It is fast turning into a death trap owing to broken patches.
Just nine months after it became operational, the 25-km-long Gurgaon-Faridabad expressway, built at the cost of nearly Rs 800 crore, has started to wither. The surface has peeled off, giving way to potholes in the middle of the main carriageway, at several places.
The high-speed toll road — that meanders through the Aravali hills — is the only road to provide direct connectivity from Gurgaon to Faridabad, the two satellite towns of the National Capital Region, New Delhi.
While the four-lane road initially gave a smooth ride to thousands of commuters, a majority of whom work in multinational firms in the two towns, it is fast turning into a death trap owing to broken patches.
The road is mainly used by thousands of overloaded trucks carrying boulders and construction materials as there are a number of concrete crusher zones along the Expressway.
The Expressway concessionaire, GF Toll Road Private Limited, in a letter written to Haryana chief minister Bhupinder Singh Hooda in December 2012, mentioned that overloaded trucks were the main reason for damaging the road surface.

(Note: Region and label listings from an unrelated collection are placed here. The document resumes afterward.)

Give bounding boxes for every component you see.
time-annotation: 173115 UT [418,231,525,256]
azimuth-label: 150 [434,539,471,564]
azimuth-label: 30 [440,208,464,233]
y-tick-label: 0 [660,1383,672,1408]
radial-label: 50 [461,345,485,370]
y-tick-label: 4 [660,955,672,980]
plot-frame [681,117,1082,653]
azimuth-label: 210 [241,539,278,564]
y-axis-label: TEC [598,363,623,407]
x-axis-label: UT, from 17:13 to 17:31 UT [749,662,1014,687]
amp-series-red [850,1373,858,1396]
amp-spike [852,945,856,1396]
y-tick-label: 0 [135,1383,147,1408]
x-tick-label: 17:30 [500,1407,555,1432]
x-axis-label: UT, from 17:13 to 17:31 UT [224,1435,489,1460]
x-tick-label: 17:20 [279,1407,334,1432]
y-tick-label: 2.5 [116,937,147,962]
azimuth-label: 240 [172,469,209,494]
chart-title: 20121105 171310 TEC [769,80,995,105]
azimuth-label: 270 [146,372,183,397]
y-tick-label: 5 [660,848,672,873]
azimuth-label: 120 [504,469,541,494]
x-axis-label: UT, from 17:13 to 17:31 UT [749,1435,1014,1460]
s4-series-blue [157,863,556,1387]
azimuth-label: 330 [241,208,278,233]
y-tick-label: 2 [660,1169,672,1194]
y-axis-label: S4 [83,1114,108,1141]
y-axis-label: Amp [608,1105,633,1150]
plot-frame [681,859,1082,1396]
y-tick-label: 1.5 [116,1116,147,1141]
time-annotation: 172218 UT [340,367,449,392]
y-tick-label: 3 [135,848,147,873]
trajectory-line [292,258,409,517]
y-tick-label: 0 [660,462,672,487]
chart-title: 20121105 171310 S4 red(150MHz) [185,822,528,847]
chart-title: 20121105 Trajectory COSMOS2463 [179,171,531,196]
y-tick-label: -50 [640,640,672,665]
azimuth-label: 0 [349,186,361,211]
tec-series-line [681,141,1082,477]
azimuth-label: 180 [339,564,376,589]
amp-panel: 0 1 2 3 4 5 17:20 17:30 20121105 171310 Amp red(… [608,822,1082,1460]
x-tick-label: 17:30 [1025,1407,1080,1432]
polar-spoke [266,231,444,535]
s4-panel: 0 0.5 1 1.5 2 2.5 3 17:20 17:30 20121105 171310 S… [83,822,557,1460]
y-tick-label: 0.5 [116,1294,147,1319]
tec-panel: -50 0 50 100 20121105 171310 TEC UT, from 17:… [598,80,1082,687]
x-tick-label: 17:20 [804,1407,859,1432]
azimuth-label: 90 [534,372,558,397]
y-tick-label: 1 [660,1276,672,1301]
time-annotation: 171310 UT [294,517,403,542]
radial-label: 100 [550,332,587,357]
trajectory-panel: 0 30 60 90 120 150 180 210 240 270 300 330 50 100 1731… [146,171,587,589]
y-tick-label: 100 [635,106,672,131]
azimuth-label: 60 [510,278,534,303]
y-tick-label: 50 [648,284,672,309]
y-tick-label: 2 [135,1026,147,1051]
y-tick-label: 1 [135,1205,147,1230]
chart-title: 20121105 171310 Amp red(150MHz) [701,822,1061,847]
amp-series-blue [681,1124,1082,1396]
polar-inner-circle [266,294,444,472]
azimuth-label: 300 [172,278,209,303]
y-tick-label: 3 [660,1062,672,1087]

Sources said security personnel at the police posts along the expressway also allegedly turned a blind eye to thousands of overloaded trucks.
Heaps of boulders — that fall off from trucks and sometimes dropped by truck drivers at police check posts — can be found scattered on the stretch, posing a threat to commuters.
Large-scale construction work, including residential and commercial, is being carried out in the city.
With the Supreme Court imposing a blanket ban on mining in the Aravali hills, builders now source boulders, sand and other construction materials from as far as Rajasthan and elsewhere.
Even consignments bound for Delhi and other parts of the National Capital Region are transported through Gurgaon, thereby damaging city roads.
Despite these issues, inferior quality construction material has been used to build some road stretches in the city.
In January 2012, the roads of the industrial township Udyog Vihar, also gave way to cracks and potholes though they were freshly re-carpeted.
It was only after HT highlighted the plight of commuters in the area that the material used to construct roads was improved.